24-Jun 00:01 – Thursday
On the edge of Wimbledon Common Wells meets the artilleryman he first met at Woking so many days before. The artilleryman has not seen any Martians for 5 days and they discuss his plans for resistance. And the identity the artilleryman is disclosed for the first time.
In London Toni continues to be thankful for those who were left or stayed behind. Edith Cavell, who would, during The German War, be shot by the Germans for helping soldiers of both side, organises the nursing staff at Queen Anne’s Mansion, and the oldies who have found purpose despite their abandonment.
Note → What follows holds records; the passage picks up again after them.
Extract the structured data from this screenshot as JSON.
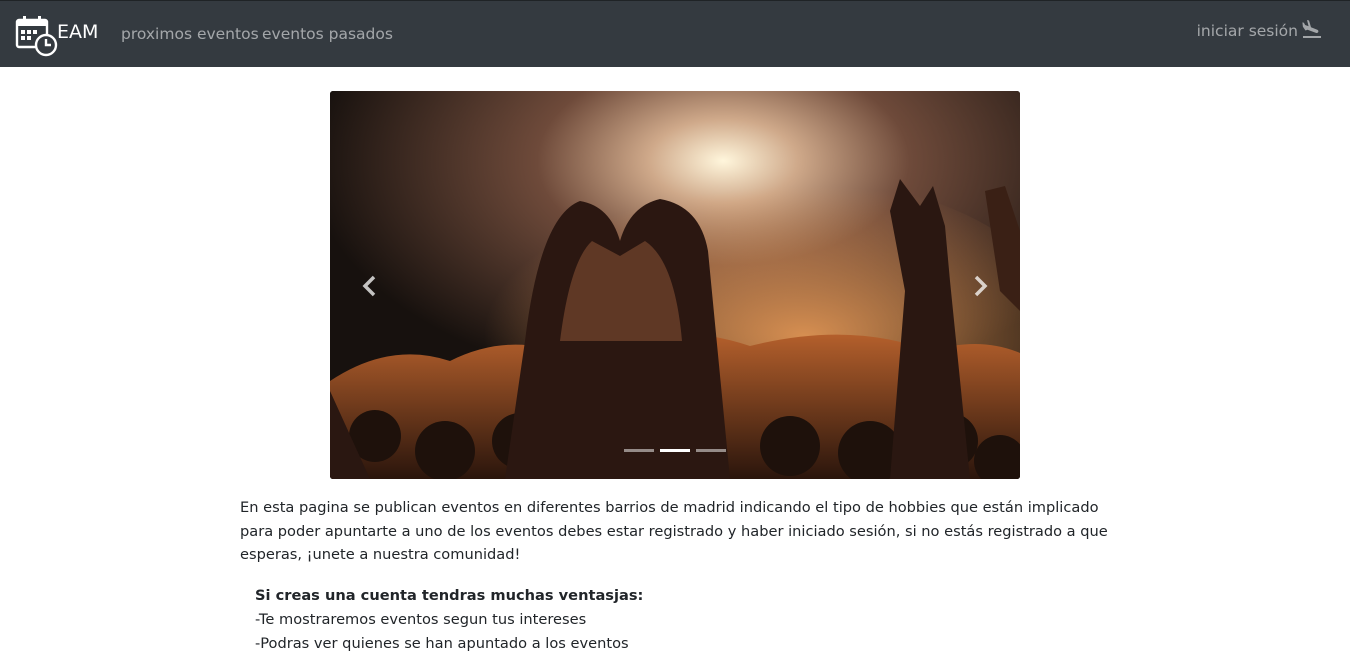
{
  "navbar": {
    "brand": "EAM",
    "links": [
      "proximos eventos",
      "eventos pasados"
    ],
    "login_label": "iniciar sesión"
  },
  "carousel": {
    "slides": 3,
    "active_slide": 2,
    "icons": {
      "prev": "chevron-left-icon",
      "next": "chevron-right-icon"
    }
  },
  "content": {
    "intro": "En esta pagina se publican eventos en diferentes barrios de madrid indicando el tipo de hobbies que están implicado para poder apuntarte a uno de los eventos debes estar registrado y haber iniciado sesión, si no estás registrado a que esperas, ¡unete a nuestra comunidad!",
    "benefits_title": "Si creas una cuenta tendras muchas ventasjas:",
    "benefits": [
      "-Te mostraremos eventos segun tus intereses",
      "-Podras ver quienes se han apuntado a los eventos"
    ]
  },
  "colors": {
    "navbar": "#343a40",
    "nav_text": "rgba(255,255,255,0.55)"
  }
}
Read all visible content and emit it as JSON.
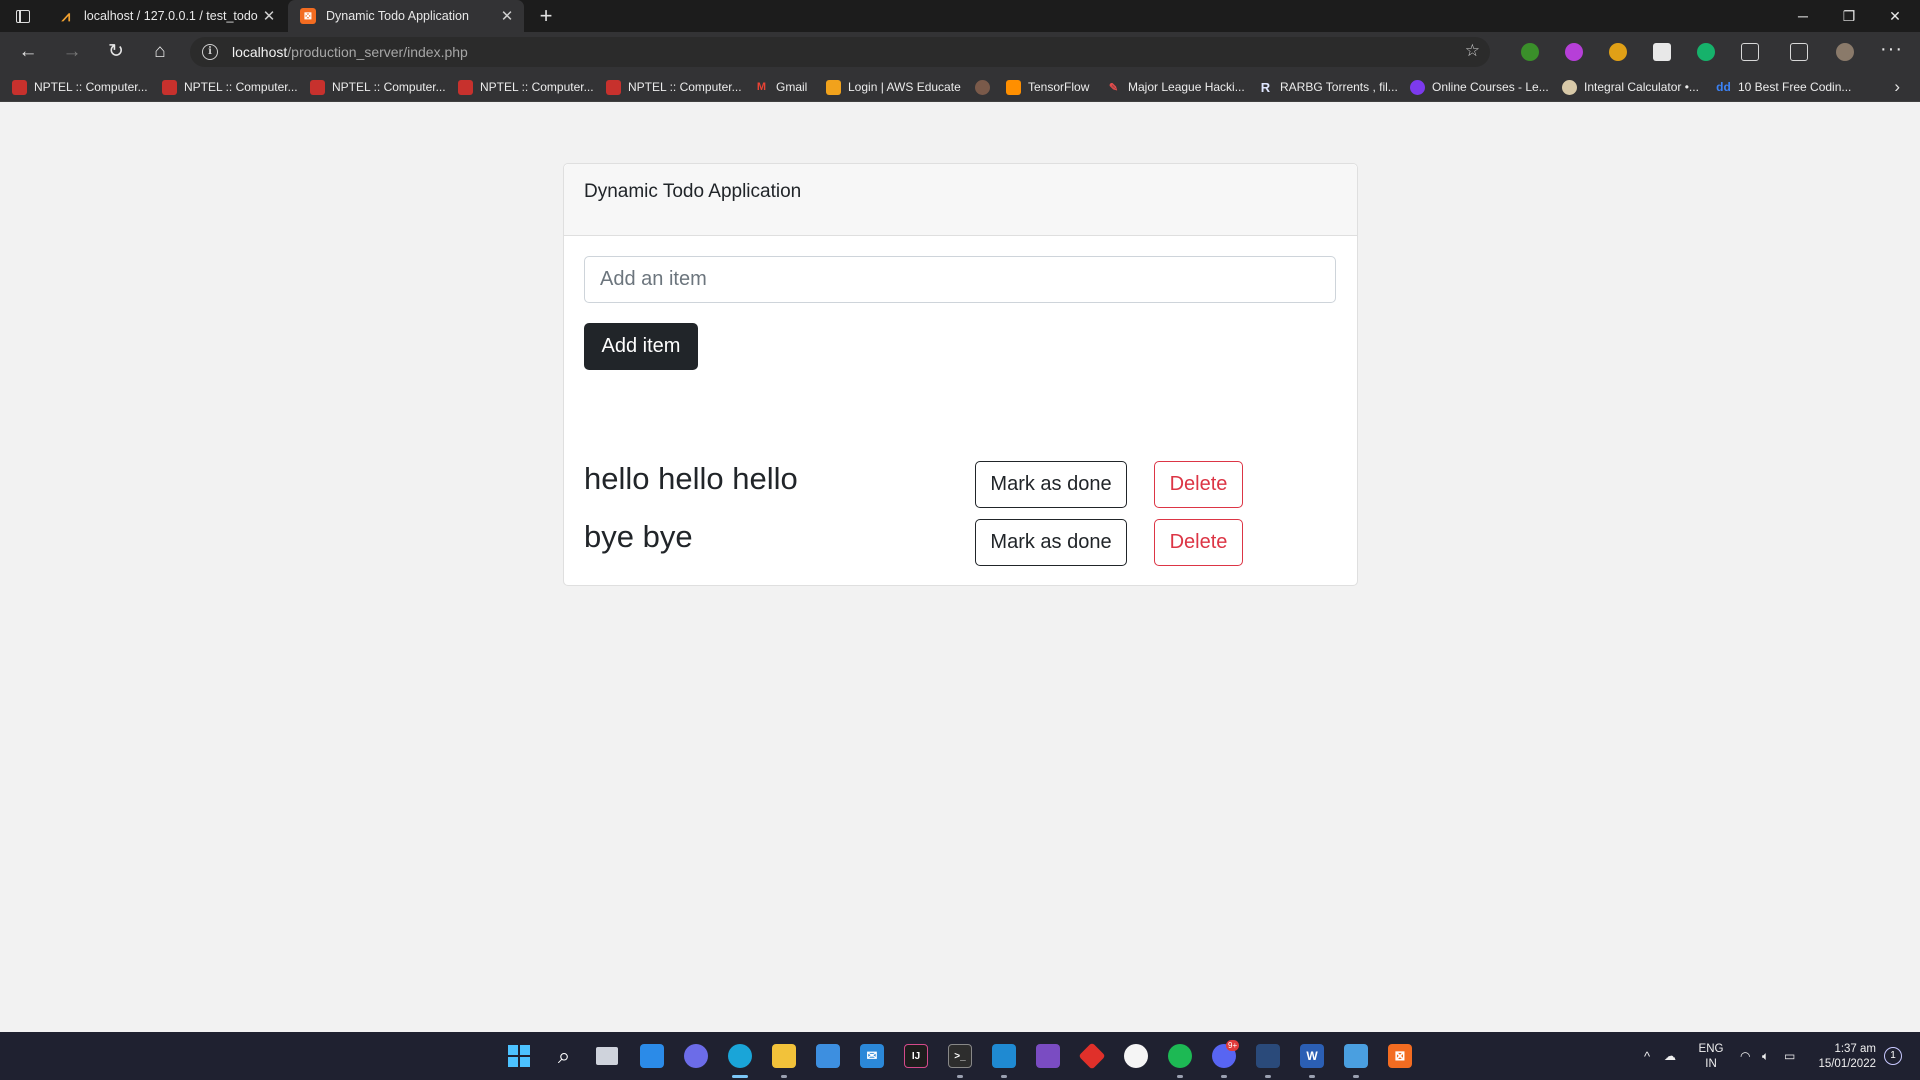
{
  "browser": {
    "tabs": [
      {
        "title": "localhost / 127.0.0.1 / test_todo",
        "active": false
      },
      {
        "title": "Dynamic Todo Application",
        "active": true
      }
    ],
    "new_tab_symbol": "+",
    "url_host": "localhost",
    "url_path": "/production_server/index.php",
    "bookmarks": [
      {
        "label": "NPTEL :: Computer...",
        "icon": "nptel-icon"
      },
      {
        "label": "NPTEL :: Computer...",
        "icon": "nptel-icon"
      },
      {
        "label": "NPTEL :: Computer...",
        "icon": "nptel-icon"
      },
      {
        "label": "NPTEL :: Computer...",
        "icon": "nptel-icon"
      },
      {
        "label": "NPTEL :: Computer...",
        "icon": "nptel-icon"
      },
      {
        "label": "Gmail",
        "icon": "gmail-icon"
      },
      {
        "label": "Login | AWS Educate",
        "icon": "aws-icon"
      },
      {
        "label": "",
        "icon": "person-icon"
      },
      {
        "label": "TensorFlow",
        "icon": "tensorflow-icon"
      },
      {
        "label": "Major League Hacki...",
        "icon": "mlh-icon"
      },
      {
        "label": "RARBG Torrents , fil...",
        "icon": "rarbg-icon"
      },
      {
        "label": "Online Courses - Le...",
        "icon": "udemy-icon"
      },
      {
        "label": "Integral Calculator •...",
        "icon": "calculator-icon"
      },
      {
        "label": "10 Best Free Codin...",
        "icon": "dd-icon"
      }
    ]
  },
  "app": {
    "header": "Dynamic Todo Application",
    "input_placeholder": "Add an item",
    "add_button": "Add item",
    "items": [
      {
        "text": "hello hello hello",
        "done_label": "Mark as done",
        "delete_label": "Delete"
      },
      {
        "text": "bye bye",
        "done_label": "Mark as done",
        "delete_label": "Delete"
      }
    ]
  },
  "taskbar": {
    "language": "ENG",
    "region": "IN",
    "time": "1:37 am",
    "date": "15/01/2022",
    "notification_count": "1",
    "discord_badge": "9+"
  },
  "colors": {
    "danger": "#dc3545",
    "dark": "#212529",
    "page_bg": "#f2f2f2"
  }
}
Toni continues to struggle with her own feelings of abandonment by the government of the day, and we begin to see her political awakening as she starts to appreciate that there may be more beyond achieving the vote. Now she has begun to question who should be in government.
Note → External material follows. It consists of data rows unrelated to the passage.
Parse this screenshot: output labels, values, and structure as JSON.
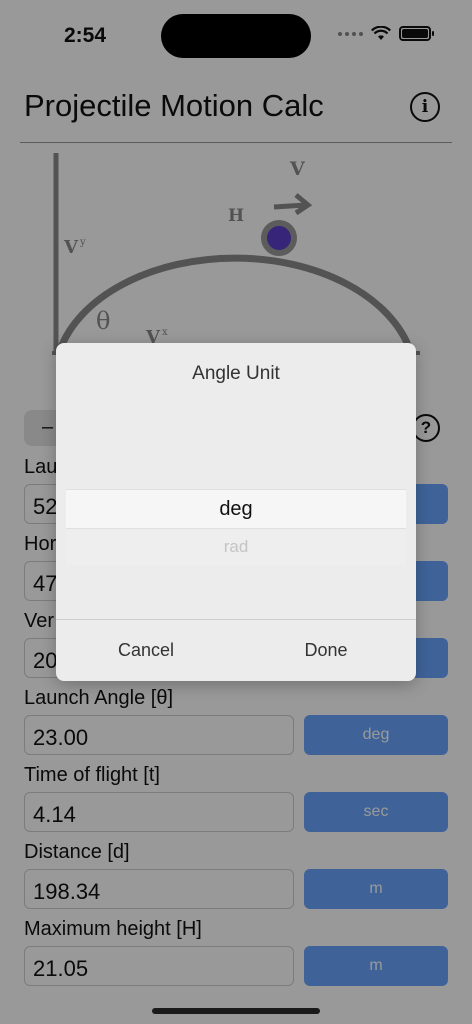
{
  "status_bar": {
    "time": "2:54"
  },
  "header": {
    "title": "Projectile Motion Calc"
  },
  "diagram": {
    "label_v": "V",
    "label_h": "H",
    "label_vy": "V",
    "label_vy_sub": "y",
    "label_vx": "V",
    "label_vx_sub": "x",
    "label_theta": "θ"
  },
  "controls": {
    "segment_label": "–",
    "help_symbol": "?"
  },
  "fields": [
    {
      "label": "Lau",
      "value": "52"
    },
    {
      "label": "Hor",
      "value": "47"
    },
    {
      "label": "Ver",
      "value": "20"
    },
    {
      "label": "Launch Angle [θ]",
      "value": "23.00",
      "unit": "deg"
    },
    {
      "label": "Time of flight [t]",
      "value": "4.14",
      "unit": "sec"
    },
    {
      "label": "Distance [d]",
      "value": "198.34",
      "unit": "m"
    },
    {
      "label": "Maximum height [H]",
      "value": "21.05",
      "unit": "m"
    }
  ],
  "picker": {
    "title": "Angle Unit",
    "options": [
      "deg",
      "rad"
    ],
    "selected": "deg",
    "cancel_label": "Cancel",
    "done_label": "Done"
  },
  "colors": {
    "accent": "#69a5ff",
    "ball": "#5a3ec8",
    "diagram_gray": "#8a8a8a"
  }
}
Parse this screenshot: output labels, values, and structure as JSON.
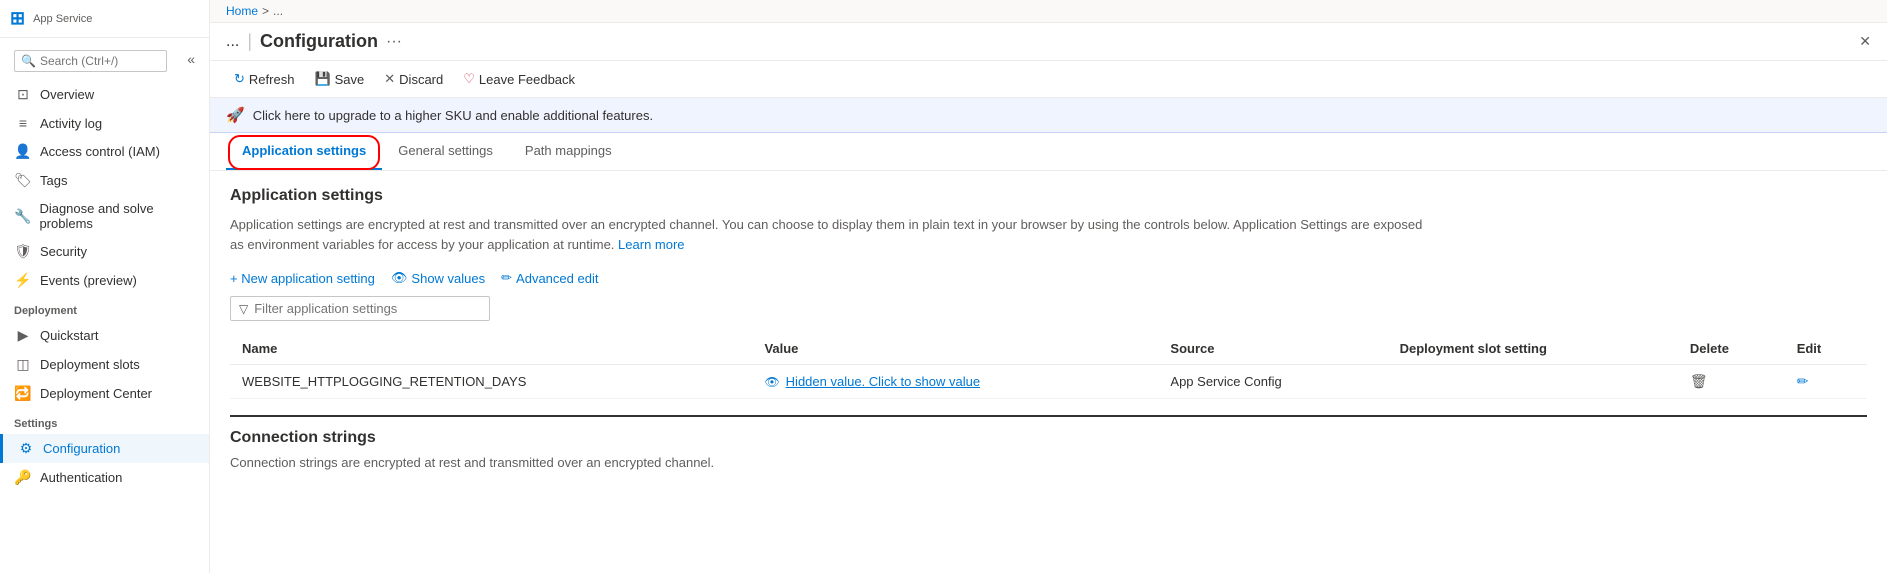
{
  "app": {
    "logo": "⊞",
    "service_label": "App Service",
    "close_label": "✕",
    "more_label": "···"
  },
  "breadcrumb": {
    "home": "Home",
    "separator": ">",
    "app_name": "..."
  },
  "page_title": {
    "app_name": "...",
    "pipe": "|",
    "title": "Configuration",
    "more": "···"
  },
  "toolbar": {
    "refresh_label": "Refresh",
    "save_label": "Save",
    "discard_label": "Discard",
    "leave_feedback_label": "Leave Feedback",
    "refresh_icon": "↻",
    "save_icon": "💾",
    "discard_icon": "✕",
    "feedback_icon": "♡"
  },
  "upgrade_banner": {
    "text": "Click here to upgrade to a higher SKU and enable additional features.",
    "icon": "🚀"
  },
  "sidebar": {
    "search_placeholder": "Search (Ctrl+/)",
    "items": [
      {
        "label": "Overview",
        "icon": "⊡"
      },
      {
        "label": "Activity log",
        "icon": "≡"
      },
      {
        "label": "Access control (IAM)",
        "icon": "👤"
      },
      {
        "label": "Tags",
        "icon": "🏷"
      },
      {
        "label": "Diagnose and solve problems",
        "icon": "🔧"
      },
      {
        "label": "Security",
        "icon": "🛡"
      },
      {
        "label": "Events (preview)",
        "icon": "⚡"
      }
    ],
    "deployment_section": "Deployment",
    "deployment_items": [
      {
        "label": "Quickstart",
        "icon": "▶"
      },
      {
        "label": "Deployment slots",
        "icon": "◫"
      },
      {
        "label": "Deployment Center",
        "icon": "🔁"
      }
    ],
    "settings_section": "Settings",
    "settings_items": [
      {
        "label": "Configuration",
        "icon": "⚙",
        "active": true
      },
      {
        "label": "Authentication",
        "icon": "🔑"
      }
    ]
  },
  "tabs": [
    {
      "label": "Application settings",
      "active": true
    },
    {
      "label": "General settings",
      "active": false
    },
    {
      "label": "Path mappings",
      "active": false
    }
  ],
  "app_settings_section": {
    "title": "Application settings",
    "description": "Application settings are encrypted at rest and transmitted over an encrypted channel. You can choose to display them in plain text in your browser by using the controls below. Application Settings are exposed as environment variables for access by your application at runtime.",
    "learn_more": "Learn more",
    "new_setting_label": "+ New application setting",
    "show_values_label": "Show values",
    "advanced_edit_label": "Advanced edit",
    "filter_placeholder": "Filter application settings",
    "table": {
      "columns": [
        "Name",
        "Value",
        "Source",
        "Deployment slot setting",
        "Delete",
        "Edit"
      ],
      "rows": [
        {
          "name": "WEBSITE_HTTPLOGGING_RETENTION_DAYS",
          "value": "Hidden value. Click to show value",
          "source": "App Service Config",
          "slot_setting": "",
          "delete": "🗑",
          "edit": "✏"
        }
      ]
    }
  },
  "connection_strings_section": {
    "title": "Connection strings",
    "description": "Connection strings are encrypted at rest and transmitted over an encrypted channel."
  }
}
This is also the last we hear of Morant, who disappears while leading a force to release any humans still held prison in the Martian’s redoubt on Primrose Hill.
25-Jun 00:01 – Friday
Today, we follow Wells (to some extent a victim of the Martians) as he passes through the heart of an apparently dead London, witnessed only by the mournful cry of ‘Ulla Ulla Ulla’ in the distance.
Against this, Toni’s diary chronicles the events of this momentous day through the eyes of a survivor. Even though strange sounds echo through London, she and Elizabeth Cadbury make the trek north to collect more supplies for the hospital. Along the way, they encounter an empty Martian machine, and the first incredulous seeds of hope are sown.
26-Jun 00:01 – Saturday
Despite the momentous events of the preceding day, Toni and Grace have no time to spend sitting around. There are too many people still needing help. Apart from a brief description of the end of Saturday’s trek. Toni continues to assist the infirm.
As we accompany Wells to the Martian’s last redoubt at Primrose Hill, from where he can look down upon the ruins of London, news reaches the Continent that the Martians are dead and aid begins to roll in.
27-Jun 00:01 – Sunday
With the news that the Martian’s are dead, the army moves south to restore order, even as Queen Victoria acts to seize and protect all Martian artifacts by establishing #RotchWood to take ownership of all property previously belonging to the Martians.
Once again, Toni has little time to speculate on much except saving lives. However, her diary references her growing understanding of the politics of the time.
28-Jun 00:01 – Monday
As Well wandered through London in a fugue, the city begins to return to life around him, while the Queen attends a service in Balmoral to mourn those lost.
For Toni, this represents a defining day. For much of July, she’s been at the forefront of things. Now, there’s an attempt to shunt aside the women who stepped up when others didn’t.
Wells’ mental health has gradually recovered sufficient for him to be informed that Leatherhead had been destroyed by the Martians.
29-Jun 00:01 – Tuesday
As the Daily Mail resumes publication Wells recovers sufficiently to bid farewell to London, but before he leaves he ventures out one more time to observe the return of its inhabitants.
And for Toni, released from the massive responsibility of operating the only functioning ‘hospital’ in London, her mind can turn to other things – like what to do now, and what the future might look like.
30-Jun 00:01 – Wednesday
Wells, back in his own mind, and taking advantage of the free trains running from Waterloo, returns to Woking to be reunited with his wife.
While Toni receives word from her friend (Well’s brother) that he had survived the war in a French refugee camp.
And for those still with us we explore what the future will bring for those who have shared their lives with us during this fictionalised docudrama, starting with the 1900 election and David Lloyd George’s landside victory that resulted in Salisbury’s coalition of Unionists and Conservatives being reduced to a mere rump as the Liberals win 54% of the vote, while the Labour Representation Committee, later to become the Labour Party, wins 25%.